Some of the Medicare drug-discount prices seem to add much more than $10 to the price they pay for a drug. Pharmacies can buy supplies of blood-pressure drug lisinopril for about 11 cents a pill, or less than $10 for a 90-day supply. Medco's mail-order pharmacy plans to charge seniors $44.78 for a 90-day supply of lisinopril. The AARP Medicare drug discount-card mail program, charges $30. Lisinopril is the fifth-largest selling generic drug in the U.S., according to market research firm IMS Health.

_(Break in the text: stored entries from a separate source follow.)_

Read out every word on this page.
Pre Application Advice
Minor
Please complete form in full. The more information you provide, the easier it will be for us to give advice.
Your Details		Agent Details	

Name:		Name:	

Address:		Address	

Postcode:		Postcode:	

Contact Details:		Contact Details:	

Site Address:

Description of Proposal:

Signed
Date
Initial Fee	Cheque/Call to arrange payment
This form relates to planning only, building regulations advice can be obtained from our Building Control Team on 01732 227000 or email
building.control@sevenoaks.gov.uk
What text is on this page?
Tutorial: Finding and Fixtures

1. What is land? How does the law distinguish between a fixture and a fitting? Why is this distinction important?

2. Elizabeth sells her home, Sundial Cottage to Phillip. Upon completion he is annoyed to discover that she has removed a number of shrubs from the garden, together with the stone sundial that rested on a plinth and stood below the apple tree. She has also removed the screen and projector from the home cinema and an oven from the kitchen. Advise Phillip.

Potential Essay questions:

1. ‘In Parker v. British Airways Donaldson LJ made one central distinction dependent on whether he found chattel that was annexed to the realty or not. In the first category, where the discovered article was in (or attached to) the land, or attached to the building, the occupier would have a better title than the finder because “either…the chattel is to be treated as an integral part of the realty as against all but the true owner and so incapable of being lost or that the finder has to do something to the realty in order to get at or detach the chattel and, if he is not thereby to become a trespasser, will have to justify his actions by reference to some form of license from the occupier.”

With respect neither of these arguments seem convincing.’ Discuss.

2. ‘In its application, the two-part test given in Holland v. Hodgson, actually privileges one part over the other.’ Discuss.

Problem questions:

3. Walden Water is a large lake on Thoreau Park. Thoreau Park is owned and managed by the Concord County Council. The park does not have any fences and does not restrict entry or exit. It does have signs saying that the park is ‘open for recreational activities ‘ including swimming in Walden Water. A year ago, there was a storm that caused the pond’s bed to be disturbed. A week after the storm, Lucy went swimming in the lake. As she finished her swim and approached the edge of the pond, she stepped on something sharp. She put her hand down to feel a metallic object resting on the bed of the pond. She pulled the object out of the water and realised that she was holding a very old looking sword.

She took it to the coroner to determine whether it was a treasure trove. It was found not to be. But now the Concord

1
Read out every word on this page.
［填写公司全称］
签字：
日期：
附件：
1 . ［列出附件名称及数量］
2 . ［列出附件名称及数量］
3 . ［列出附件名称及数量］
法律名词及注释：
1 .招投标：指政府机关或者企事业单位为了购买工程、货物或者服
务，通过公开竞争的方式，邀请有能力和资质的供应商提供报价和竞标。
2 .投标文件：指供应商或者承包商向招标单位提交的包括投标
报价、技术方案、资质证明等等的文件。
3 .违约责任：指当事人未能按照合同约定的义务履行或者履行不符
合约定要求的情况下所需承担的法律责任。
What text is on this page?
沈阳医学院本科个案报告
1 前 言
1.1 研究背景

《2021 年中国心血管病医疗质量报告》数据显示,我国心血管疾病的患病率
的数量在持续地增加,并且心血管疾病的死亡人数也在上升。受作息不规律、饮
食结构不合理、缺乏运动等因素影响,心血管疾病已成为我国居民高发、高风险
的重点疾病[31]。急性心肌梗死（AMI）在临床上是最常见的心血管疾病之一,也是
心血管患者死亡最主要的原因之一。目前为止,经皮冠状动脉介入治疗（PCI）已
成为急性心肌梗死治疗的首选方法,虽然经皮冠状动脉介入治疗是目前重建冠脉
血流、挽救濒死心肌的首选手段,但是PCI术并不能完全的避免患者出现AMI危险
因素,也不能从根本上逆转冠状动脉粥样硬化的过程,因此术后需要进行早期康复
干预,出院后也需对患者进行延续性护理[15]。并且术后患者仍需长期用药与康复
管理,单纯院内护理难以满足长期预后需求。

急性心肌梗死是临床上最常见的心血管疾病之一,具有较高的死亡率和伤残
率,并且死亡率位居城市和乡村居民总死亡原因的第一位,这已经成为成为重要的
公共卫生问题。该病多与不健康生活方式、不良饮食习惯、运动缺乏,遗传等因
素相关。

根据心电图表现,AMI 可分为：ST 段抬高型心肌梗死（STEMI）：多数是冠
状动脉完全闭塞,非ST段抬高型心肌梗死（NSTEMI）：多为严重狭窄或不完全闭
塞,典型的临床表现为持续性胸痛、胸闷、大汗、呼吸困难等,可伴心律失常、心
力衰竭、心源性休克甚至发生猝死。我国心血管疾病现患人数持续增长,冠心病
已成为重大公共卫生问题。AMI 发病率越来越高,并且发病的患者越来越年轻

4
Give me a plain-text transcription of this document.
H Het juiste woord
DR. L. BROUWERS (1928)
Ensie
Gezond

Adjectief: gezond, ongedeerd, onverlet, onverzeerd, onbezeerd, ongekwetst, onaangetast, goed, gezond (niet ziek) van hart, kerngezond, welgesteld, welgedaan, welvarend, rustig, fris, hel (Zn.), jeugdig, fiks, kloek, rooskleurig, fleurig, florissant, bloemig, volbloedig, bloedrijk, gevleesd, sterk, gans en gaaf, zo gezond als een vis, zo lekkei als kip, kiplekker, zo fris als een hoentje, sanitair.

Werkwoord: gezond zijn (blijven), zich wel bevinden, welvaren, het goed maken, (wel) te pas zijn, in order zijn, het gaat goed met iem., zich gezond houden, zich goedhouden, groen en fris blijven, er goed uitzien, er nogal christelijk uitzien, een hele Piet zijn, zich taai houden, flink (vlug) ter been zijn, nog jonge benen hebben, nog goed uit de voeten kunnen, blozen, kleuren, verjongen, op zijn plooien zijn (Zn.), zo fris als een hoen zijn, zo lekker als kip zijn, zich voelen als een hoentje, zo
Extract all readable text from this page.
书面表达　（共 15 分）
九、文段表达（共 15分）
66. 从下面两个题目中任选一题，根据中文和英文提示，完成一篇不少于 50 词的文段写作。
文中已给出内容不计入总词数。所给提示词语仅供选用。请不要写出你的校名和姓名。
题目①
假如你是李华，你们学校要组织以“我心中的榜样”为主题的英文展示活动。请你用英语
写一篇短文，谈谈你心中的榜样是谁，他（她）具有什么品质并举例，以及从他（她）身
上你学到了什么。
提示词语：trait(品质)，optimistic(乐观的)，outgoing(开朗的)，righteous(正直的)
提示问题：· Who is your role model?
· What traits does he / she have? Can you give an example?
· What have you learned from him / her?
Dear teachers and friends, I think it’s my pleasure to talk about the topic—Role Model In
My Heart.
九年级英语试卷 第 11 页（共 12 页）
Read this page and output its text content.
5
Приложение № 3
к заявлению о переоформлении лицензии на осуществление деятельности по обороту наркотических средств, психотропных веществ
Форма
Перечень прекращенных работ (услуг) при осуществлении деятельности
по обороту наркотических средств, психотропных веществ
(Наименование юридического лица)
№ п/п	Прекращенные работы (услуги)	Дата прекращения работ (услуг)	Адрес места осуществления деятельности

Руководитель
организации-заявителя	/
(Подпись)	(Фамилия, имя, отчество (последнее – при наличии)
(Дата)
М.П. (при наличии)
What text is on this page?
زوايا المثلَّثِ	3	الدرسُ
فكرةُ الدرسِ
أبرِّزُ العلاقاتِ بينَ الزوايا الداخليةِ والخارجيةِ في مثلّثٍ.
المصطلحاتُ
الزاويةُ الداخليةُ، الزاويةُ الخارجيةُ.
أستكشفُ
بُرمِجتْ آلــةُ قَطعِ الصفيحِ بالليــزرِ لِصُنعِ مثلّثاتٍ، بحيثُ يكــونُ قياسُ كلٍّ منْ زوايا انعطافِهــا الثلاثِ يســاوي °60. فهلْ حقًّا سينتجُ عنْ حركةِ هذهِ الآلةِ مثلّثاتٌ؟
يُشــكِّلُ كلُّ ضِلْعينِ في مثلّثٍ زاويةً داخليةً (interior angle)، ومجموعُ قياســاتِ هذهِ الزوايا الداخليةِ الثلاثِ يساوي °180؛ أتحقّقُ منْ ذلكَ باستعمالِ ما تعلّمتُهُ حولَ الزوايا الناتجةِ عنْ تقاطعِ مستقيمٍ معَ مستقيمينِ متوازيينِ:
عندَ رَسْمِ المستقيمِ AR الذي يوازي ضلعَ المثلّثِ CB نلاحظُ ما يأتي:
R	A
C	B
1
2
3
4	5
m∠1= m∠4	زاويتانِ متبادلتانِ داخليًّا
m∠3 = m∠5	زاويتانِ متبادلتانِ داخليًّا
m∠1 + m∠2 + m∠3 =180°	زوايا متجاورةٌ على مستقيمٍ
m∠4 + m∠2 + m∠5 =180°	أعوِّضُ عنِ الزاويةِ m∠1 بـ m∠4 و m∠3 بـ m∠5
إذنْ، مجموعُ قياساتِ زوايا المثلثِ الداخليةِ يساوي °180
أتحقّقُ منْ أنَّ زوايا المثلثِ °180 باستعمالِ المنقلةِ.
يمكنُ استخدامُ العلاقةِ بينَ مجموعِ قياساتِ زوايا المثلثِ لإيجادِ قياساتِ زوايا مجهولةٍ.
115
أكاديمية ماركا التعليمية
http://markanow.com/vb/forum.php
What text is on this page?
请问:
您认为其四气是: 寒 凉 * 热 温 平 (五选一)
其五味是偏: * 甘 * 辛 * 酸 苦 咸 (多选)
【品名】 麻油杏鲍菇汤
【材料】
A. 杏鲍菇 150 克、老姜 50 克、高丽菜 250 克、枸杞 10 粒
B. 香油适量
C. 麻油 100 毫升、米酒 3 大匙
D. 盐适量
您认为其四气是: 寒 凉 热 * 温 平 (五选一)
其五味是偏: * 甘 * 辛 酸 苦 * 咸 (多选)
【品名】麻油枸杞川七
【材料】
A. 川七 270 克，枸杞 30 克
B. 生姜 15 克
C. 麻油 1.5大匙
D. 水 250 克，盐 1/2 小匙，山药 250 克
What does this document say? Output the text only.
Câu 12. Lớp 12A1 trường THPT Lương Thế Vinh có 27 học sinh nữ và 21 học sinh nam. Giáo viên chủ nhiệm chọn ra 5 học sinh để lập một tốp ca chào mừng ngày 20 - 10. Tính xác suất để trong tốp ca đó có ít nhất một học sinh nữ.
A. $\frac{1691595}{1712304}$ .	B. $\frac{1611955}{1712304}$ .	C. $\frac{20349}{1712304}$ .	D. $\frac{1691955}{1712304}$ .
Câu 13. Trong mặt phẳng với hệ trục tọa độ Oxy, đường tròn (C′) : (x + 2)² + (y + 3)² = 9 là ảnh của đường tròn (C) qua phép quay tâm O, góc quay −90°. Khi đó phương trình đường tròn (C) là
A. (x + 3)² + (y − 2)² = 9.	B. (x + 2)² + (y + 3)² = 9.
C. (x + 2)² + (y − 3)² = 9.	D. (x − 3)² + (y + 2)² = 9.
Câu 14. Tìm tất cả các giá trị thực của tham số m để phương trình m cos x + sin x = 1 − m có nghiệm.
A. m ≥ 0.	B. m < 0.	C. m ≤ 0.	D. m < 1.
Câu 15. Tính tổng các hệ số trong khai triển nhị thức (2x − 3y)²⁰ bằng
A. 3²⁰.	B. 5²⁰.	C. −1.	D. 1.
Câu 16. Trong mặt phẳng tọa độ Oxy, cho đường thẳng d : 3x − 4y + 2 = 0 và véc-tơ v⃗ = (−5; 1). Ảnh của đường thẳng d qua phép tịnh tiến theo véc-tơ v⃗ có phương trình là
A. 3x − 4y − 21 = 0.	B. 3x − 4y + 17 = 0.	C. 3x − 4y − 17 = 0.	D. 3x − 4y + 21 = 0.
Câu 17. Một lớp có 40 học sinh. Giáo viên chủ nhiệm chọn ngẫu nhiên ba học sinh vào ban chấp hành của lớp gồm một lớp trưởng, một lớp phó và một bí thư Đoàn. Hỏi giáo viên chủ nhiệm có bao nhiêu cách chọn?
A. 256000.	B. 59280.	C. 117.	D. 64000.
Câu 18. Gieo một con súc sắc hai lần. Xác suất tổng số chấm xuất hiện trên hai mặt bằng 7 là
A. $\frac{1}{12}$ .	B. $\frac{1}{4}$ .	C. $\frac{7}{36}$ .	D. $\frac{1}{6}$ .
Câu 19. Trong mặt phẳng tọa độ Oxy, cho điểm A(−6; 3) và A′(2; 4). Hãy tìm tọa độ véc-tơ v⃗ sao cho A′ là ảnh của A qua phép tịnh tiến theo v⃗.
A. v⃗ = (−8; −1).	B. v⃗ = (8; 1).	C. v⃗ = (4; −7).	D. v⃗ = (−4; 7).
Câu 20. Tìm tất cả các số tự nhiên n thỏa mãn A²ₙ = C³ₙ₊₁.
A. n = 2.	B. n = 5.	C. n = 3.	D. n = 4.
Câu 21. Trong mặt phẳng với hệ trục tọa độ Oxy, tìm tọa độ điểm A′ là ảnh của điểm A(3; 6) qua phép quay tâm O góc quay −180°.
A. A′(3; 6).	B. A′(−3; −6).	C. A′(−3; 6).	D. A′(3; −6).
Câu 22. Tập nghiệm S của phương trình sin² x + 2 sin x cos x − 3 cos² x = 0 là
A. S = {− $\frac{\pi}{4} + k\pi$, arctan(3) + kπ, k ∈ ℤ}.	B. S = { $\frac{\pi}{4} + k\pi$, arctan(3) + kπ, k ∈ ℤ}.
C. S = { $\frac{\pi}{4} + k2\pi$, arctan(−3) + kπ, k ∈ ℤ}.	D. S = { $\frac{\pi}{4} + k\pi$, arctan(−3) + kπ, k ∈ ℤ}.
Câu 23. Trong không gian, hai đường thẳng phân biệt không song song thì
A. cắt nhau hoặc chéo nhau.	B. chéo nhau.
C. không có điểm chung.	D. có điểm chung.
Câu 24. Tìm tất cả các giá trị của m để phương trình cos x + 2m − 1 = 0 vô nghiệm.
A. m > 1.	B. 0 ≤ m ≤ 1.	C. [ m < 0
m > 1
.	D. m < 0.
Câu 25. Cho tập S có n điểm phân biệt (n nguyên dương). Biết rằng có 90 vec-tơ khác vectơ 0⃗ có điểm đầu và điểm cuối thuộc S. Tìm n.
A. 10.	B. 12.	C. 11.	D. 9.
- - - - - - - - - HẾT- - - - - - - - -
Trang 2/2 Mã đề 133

Prices listed for the AARP Medicare drug discount card also reflect big margins for generics, though AARP says it doesn't get any of it. The program is run by UnitedHealth Group Inc., which outsources the mail-order work to Express Scripts Inc. A spokesman for UnitedHealth Group, Mark Lindsay, says the Minnetonka, Minn., health insurer makes only the annual initiation fee of $19.99 and a "tiny" transaction fee from each prescription.

That would leave Express Scripts, of Maryland Heights, Mo., picking up most of the profit margins on generic drugs in the mail for AARP Medicare-card holders. A spokesman for Express Scripts referred questions to AARP and UnitedHealth. Mr. Lindsay said the prices for the AARP card on the Medicare Web site don't show the discounts that eventually will be offered. "This is a work in progress," he said. "We don't have all of our discounts loaded."